The LA Times is running a story about the epidemic of unsafe convictions in the USA, and the ways that prosecutors try to win at all costs -- even at the cost of jailing innocent people.
BY ALL APPEARANCES, the sexual assault case against three members of the Duke University lacrosse team involves serious prosecutorial misjudgment, if not downright misconduct.

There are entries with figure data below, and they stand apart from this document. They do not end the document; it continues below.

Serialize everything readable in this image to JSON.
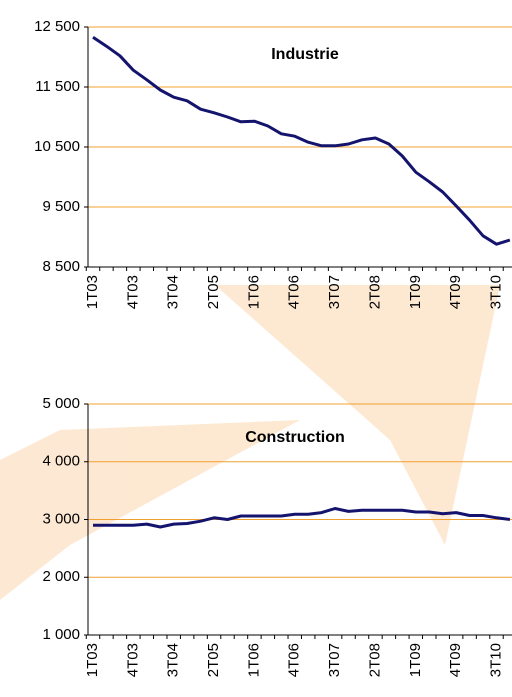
{
  "chart_data": [
    {
      "type": "line",
      "title": "Industrie",
      "categories": [
        "1T03",
        null,
        null,
        "4T03",
        null,
        null,
        "3T04",
        null,
        null,
        "2T05",
        null,
        null,
        "1T06",
        null,
        null,
        "4T06",
        null,
        null,
        "3T07",
        null,
        null,
        "2T08",
        null,
        null,
        "1T09",
        null,
        null,
        "4T09",
        null,
        null,
        "3T10",
        null
      ],
      "series": [
        {
          "name": "Industrie",
          "color": "#14146e",
          "values": [
            12330,
            12180,
            12020,
            11780,
            11620,
            11450,
            11330,
            11270,
            11130,
            11070,
            11000,
            10920,
            10930,
            10850,
            10720,
            10680,
            10580,
            10520,
            10520,
            10550,
            10620,
            10650,
            10550,
            10350,
            10080,
            9920,
            9750,
            9520,
            9280,
            9020,
            8880,
            8950
          ]
        }
      ],
      "ylim": [
        8500,
        12500
      ],
      "yticks": [
        {
          "value": 8500,
          "label": "8 500"
        },
        {
          "value": 9500,
          "label": "9 500"
        },
        {
          "value": 10500,
          "label": "10 500"
        },
        {
          "value": 11500,
          "label": "11 500"
        },
        {
          "value": 12500,
          "label": "12 500"
        }
      ],
      "grid": true,
      "grid_color": "#f0a030"
    },
    {
      "type": "line",
      "title": "Construction",
      "categories": [
        "1T03",
        null,
        null,
        "4T03",
        null,
        null,
        "3T04",
        null,
        null,
        "2T05",
        null,
        null,
        "1T06",
        null,
        null,
        "4T06",
        null,
        null,
        "3T07",
        null,
        null,
        "2T08",
        null,
        null,
        "1T09",
        null,
        null,
        "4T09",
        null,
        null,
        "3T10",
        null
      ],
      "series": [
        {
          "name": "Construction",
          "color": "#14146e",
          "values": [
            2900,
            2900,
            2900,
            2900,
            2920,
            2870,
            2920,
            2930,
            2970,
            3030,
            3000,
            3060,
            3060,
            3060,
            3060,
            3090,
            3090,
            3120,
            3190,
            3140,
            3160,
            3160,
            3160,
            3160,
            3130,
            3130,
            3100,
            3120,
            3070,
            3070,
            3030,
            3000
          ]
        }
      ],
      "ylim": [
        1000,
        5000
      ],
      "yticks": [
        {
          "value": 1000,
          "label": "1 000"
        },
        {
          "value": 2000,
          "label": "2 000"
        },
        {
          "value": 3000,
          "label": "3 000"
        },
        {
          "value": 4000,
          "label": "4 000"
        },
        {
          "value": 5000,
          "label": "5 000"
        }
      ],
      "grid": true,
      "grid_color": "#f0a030"
    }
  ]
}
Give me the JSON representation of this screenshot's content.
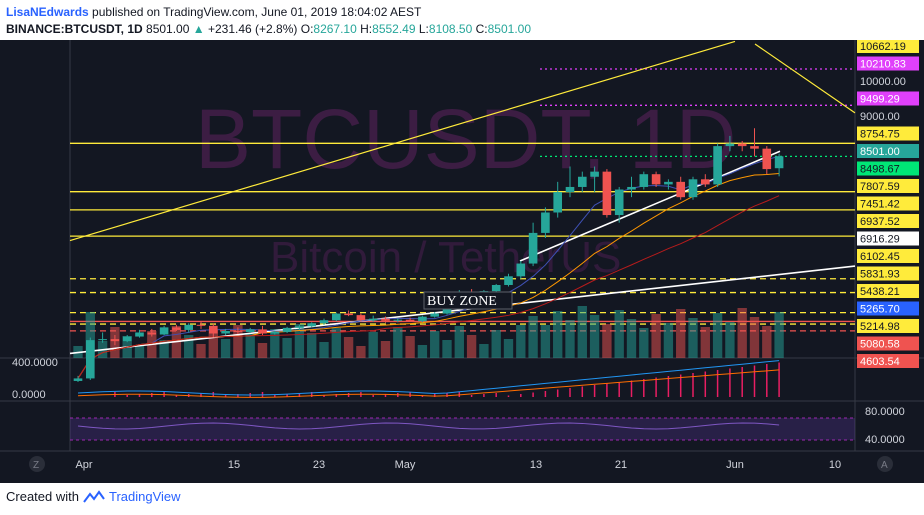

Michael B. Nifong, the Durham County, N.C., prosecutor, made public accusations long before the conclusion of the investigation and now forges ahead even as DNA, witness statements, medical reports and other evidence lead impartial observers to find the case ridiculously weak.
[...]
The role of rationalization is on clearest display after DNA exonerates those already convicted. The occasional brave prosecutor will apologize and take action to release the man he or his office wrongly put behind bars, but more often the prosecutor refuses to admit the obvious. Though he routinely argues to juries about the infallibility of DNA evidence, now he isn't so sure. Or, though he advanced a theory about the defendant's guilt with certainty, he now abandons that theory while nevertheless maintaining the belief in guilt.
The article talks about the New York-based Innocence Project, which has performed DNA testing on many convicted criminals, and exonerated 180 wrongly convicted people in the last 15 years. Remember, these are only people convicted of the most serious crimes, such as murder or rape, where DNA evidence is likely to be involved. One has to ask the question, how many hundreds, perhaps thousands, more innocent people are languishing in jail for crimes they never committed?